In September of 1917, just prior to World War I, Miss Johnson married William J. Bland. Major Bland was reported missing in action in France in 1918, and after the war, Mrs. Bland searched for and eventually located her husband’s body. She also assisted other people not able to travel to Europe in locating relatives missing during the war. Mary Johnson Bland never remarried.
Mrs. Bland was an avid supporter of the Red Cross. In Kansas City, she taught safety courses and oversaw the preparations of surgical dressings during World War II. Also, during the war, she traveled to Europe at her own expense in order to direct the operations of American Red Cross Service Clubs in England and France.
Expressing a lifelong interest in historical and genealogical matters, Mrs.

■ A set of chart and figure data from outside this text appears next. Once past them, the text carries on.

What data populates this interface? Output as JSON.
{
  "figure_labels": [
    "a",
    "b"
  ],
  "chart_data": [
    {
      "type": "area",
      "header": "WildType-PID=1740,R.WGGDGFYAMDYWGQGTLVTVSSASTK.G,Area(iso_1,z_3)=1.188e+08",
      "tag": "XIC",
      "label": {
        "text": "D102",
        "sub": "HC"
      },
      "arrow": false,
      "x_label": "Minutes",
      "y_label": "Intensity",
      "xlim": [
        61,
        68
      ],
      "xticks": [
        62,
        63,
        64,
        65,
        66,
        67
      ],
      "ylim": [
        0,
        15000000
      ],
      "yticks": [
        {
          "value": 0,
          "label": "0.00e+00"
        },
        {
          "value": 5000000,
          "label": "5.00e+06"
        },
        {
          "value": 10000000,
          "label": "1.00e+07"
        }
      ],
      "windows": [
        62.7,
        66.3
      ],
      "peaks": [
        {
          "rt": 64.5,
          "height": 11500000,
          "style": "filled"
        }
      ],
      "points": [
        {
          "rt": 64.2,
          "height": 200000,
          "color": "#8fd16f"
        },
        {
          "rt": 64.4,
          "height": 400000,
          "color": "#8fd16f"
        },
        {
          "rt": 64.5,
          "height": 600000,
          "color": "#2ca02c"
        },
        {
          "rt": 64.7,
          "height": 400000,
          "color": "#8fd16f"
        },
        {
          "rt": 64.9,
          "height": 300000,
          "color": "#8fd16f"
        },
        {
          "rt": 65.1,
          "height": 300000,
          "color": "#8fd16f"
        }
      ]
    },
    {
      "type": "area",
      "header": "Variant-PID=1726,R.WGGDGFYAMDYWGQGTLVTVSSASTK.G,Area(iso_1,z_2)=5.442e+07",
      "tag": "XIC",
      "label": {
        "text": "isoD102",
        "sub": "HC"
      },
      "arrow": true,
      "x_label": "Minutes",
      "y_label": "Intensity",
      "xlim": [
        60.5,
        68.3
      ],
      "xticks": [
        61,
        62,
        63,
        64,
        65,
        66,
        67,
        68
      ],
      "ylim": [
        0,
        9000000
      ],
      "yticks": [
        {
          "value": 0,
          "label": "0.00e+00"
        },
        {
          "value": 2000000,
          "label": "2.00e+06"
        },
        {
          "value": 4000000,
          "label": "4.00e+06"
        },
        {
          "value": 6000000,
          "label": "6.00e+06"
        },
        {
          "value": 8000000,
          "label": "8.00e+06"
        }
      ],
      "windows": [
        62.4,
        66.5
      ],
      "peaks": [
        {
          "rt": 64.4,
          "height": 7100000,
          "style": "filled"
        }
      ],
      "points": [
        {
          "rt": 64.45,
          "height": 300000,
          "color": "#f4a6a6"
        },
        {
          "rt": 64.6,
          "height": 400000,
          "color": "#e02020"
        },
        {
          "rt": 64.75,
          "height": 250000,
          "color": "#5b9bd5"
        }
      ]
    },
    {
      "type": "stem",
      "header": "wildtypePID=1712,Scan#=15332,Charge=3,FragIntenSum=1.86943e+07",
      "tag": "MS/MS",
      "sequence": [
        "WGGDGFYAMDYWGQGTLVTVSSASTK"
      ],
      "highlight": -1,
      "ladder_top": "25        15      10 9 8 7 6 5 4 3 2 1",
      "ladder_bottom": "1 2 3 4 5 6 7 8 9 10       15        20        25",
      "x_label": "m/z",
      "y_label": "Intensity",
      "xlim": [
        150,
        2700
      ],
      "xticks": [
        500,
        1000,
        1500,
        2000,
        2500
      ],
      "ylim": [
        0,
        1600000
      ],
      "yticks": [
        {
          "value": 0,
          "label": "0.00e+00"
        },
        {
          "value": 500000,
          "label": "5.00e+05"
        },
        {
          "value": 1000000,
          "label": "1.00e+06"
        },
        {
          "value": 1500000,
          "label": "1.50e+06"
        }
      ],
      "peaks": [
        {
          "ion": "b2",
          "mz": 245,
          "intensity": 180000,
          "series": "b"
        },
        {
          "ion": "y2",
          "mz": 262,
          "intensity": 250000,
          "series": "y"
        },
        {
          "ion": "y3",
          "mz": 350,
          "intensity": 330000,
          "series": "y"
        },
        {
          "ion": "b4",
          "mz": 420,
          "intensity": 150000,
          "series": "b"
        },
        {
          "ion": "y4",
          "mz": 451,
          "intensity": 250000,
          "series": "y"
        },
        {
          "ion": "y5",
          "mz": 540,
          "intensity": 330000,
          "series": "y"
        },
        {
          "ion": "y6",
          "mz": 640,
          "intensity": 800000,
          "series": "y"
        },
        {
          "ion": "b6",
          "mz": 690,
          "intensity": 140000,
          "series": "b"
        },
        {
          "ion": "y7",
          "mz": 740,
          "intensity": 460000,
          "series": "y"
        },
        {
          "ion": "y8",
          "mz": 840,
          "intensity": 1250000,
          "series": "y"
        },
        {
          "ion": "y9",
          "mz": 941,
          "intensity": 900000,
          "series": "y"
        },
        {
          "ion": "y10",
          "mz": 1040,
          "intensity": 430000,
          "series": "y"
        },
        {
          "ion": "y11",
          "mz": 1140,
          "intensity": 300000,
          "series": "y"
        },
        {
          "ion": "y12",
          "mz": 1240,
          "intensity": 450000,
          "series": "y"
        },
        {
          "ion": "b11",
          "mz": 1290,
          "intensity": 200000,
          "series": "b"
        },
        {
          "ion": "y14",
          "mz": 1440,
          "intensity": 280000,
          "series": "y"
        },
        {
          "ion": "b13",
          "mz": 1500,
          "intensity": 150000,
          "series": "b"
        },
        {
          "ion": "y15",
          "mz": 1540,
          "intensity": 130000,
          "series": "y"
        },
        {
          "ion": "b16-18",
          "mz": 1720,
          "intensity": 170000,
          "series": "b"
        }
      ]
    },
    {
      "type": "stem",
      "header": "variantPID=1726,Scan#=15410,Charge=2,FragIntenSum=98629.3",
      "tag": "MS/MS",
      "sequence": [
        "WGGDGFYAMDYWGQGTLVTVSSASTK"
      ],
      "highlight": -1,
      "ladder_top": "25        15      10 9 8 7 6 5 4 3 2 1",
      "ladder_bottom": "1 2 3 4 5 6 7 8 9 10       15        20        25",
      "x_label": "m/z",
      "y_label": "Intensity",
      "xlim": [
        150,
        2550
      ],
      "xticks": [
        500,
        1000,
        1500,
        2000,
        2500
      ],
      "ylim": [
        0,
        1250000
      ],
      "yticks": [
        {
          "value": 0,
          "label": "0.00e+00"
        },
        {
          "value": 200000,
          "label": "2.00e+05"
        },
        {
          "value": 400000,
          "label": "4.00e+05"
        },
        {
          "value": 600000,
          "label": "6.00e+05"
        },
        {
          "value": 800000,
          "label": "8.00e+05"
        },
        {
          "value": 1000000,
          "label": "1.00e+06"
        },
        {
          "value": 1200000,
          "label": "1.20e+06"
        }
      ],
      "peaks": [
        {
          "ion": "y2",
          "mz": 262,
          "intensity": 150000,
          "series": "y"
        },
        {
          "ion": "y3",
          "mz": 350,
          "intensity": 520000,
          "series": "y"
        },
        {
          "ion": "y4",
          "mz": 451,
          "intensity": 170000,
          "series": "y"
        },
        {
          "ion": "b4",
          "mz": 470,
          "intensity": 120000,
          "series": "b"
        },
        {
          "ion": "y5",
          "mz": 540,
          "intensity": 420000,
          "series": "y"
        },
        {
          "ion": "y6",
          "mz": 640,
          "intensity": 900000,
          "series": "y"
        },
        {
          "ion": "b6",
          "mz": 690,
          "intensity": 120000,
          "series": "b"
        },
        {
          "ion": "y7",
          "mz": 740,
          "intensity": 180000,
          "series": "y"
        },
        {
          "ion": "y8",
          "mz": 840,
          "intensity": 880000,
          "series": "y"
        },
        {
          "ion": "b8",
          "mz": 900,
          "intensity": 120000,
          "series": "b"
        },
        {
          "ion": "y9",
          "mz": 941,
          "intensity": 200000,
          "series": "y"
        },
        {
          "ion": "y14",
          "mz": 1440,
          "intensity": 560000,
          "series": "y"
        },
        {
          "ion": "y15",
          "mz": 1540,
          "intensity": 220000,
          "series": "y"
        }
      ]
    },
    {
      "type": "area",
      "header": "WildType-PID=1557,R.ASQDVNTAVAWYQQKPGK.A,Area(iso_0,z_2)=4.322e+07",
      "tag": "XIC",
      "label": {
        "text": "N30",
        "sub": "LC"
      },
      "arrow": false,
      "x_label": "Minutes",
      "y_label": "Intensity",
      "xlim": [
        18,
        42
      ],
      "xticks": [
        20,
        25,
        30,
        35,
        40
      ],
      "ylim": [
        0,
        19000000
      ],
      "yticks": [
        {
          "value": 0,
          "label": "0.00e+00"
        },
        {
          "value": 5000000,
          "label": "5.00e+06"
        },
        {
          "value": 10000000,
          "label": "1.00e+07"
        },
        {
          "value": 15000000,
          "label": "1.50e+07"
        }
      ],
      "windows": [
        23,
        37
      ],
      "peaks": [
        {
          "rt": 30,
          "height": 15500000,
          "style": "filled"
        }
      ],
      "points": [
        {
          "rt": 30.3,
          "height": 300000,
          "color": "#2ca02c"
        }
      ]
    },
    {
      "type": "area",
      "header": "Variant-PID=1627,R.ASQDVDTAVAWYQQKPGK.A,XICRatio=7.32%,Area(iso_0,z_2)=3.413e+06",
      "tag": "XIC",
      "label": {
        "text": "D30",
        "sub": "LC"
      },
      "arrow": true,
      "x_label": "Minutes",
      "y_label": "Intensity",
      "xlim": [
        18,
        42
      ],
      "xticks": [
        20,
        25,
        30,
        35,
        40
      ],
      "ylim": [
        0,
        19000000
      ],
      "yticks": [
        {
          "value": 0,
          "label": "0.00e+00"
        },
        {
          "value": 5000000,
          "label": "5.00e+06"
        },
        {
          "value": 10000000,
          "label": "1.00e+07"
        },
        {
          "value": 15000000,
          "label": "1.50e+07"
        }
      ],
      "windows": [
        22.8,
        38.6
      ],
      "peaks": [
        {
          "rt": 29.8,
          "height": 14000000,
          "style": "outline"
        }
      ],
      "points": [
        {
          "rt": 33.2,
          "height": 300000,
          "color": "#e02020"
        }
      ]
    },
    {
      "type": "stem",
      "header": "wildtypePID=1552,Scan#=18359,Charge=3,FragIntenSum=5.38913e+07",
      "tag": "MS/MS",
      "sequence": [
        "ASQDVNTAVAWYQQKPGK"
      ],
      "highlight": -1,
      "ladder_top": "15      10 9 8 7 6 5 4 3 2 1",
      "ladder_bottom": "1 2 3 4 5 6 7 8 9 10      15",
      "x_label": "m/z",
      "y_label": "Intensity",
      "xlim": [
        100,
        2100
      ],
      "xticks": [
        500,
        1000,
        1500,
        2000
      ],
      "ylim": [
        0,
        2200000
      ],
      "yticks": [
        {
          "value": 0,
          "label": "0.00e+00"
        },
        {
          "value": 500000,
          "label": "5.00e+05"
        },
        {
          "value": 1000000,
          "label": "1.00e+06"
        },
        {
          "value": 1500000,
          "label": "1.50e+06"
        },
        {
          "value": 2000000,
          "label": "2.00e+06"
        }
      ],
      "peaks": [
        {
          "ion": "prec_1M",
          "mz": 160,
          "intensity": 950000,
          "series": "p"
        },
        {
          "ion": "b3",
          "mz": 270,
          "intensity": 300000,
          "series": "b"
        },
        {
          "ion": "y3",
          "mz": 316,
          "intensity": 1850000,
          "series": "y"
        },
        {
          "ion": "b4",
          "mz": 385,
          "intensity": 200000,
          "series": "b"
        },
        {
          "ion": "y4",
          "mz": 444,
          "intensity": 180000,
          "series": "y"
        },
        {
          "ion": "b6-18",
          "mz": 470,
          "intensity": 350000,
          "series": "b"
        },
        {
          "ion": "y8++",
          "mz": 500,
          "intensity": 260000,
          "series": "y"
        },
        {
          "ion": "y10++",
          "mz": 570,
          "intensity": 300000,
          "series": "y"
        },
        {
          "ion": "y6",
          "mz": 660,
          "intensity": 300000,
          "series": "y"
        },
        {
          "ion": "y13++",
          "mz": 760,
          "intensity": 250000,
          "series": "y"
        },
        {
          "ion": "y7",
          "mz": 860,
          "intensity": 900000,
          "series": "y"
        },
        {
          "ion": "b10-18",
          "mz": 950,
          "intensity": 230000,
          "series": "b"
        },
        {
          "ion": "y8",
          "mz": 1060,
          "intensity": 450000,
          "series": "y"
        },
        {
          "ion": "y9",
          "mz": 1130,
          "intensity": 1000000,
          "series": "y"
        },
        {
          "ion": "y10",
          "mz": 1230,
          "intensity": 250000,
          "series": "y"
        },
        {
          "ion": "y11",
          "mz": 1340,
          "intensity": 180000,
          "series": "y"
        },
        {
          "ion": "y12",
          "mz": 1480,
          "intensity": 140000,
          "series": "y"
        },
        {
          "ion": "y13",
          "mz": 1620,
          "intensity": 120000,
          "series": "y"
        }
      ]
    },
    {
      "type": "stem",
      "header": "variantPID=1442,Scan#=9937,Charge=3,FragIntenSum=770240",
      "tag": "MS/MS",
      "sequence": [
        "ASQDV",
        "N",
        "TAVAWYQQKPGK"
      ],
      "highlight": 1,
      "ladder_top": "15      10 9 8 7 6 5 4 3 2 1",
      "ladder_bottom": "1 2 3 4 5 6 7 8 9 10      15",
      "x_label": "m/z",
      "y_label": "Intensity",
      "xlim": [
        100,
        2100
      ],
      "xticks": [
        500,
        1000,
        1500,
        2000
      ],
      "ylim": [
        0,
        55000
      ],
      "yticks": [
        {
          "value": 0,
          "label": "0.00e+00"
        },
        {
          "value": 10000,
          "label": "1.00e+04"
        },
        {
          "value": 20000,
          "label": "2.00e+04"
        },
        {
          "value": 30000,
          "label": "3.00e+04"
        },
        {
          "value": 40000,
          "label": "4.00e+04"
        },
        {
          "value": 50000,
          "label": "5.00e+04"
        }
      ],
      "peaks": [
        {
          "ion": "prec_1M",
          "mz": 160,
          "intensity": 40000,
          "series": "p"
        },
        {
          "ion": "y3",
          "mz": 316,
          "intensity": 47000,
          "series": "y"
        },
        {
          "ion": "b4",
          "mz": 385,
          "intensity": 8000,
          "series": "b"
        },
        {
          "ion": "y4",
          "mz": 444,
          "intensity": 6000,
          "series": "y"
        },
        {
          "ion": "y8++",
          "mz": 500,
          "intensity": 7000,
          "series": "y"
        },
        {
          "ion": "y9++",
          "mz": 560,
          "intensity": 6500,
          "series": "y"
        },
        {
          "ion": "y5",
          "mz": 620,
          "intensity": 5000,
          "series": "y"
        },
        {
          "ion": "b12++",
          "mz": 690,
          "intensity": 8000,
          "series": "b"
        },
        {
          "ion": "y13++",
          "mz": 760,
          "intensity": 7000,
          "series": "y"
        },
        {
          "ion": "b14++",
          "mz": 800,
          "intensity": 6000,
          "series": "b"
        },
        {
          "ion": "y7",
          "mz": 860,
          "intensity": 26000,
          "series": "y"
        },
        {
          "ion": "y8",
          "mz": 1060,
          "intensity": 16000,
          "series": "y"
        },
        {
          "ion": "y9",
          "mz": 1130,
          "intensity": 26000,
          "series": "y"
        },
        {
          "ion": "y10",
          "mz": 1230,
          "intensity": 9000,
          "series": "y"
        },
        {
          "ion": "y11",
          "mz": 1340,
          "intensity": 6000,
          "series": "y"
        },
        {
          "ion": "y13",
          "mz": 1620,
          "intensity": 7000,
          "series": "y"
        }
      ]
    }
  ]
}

Bland was very active in several ancestral-related organizations. The papers consist of a photocopy of a volume compiled by Mrs. Helen Faye Smither in 1983 entitled, Bits and Pieces from the Mary Johnson Bland Files on The Cox, Harris and Johnson Families of St. Clair County, Missouri, 1700-1925. The volume has a general index and an additional index to blacks mentioned in the materials. Other genealogical materials and family photographs are also included. Mrs. Bland also researched her husband’s family, which resulted in the volume entitled, On the Bland Side, 1700-1950, which contains compiled letters, memorabilia and notes. The papers also include a photocopied transcript of the journal Mrs. Bland kept while in England and France with the Red Cross in 1944 and other materials concerning her work with the Red Cross. Much of the collection consists of publications, printed materials, and notes concerning Missouri and Civil War history. The business records of the Morley and Bland firm’s final years may also be found in the papers.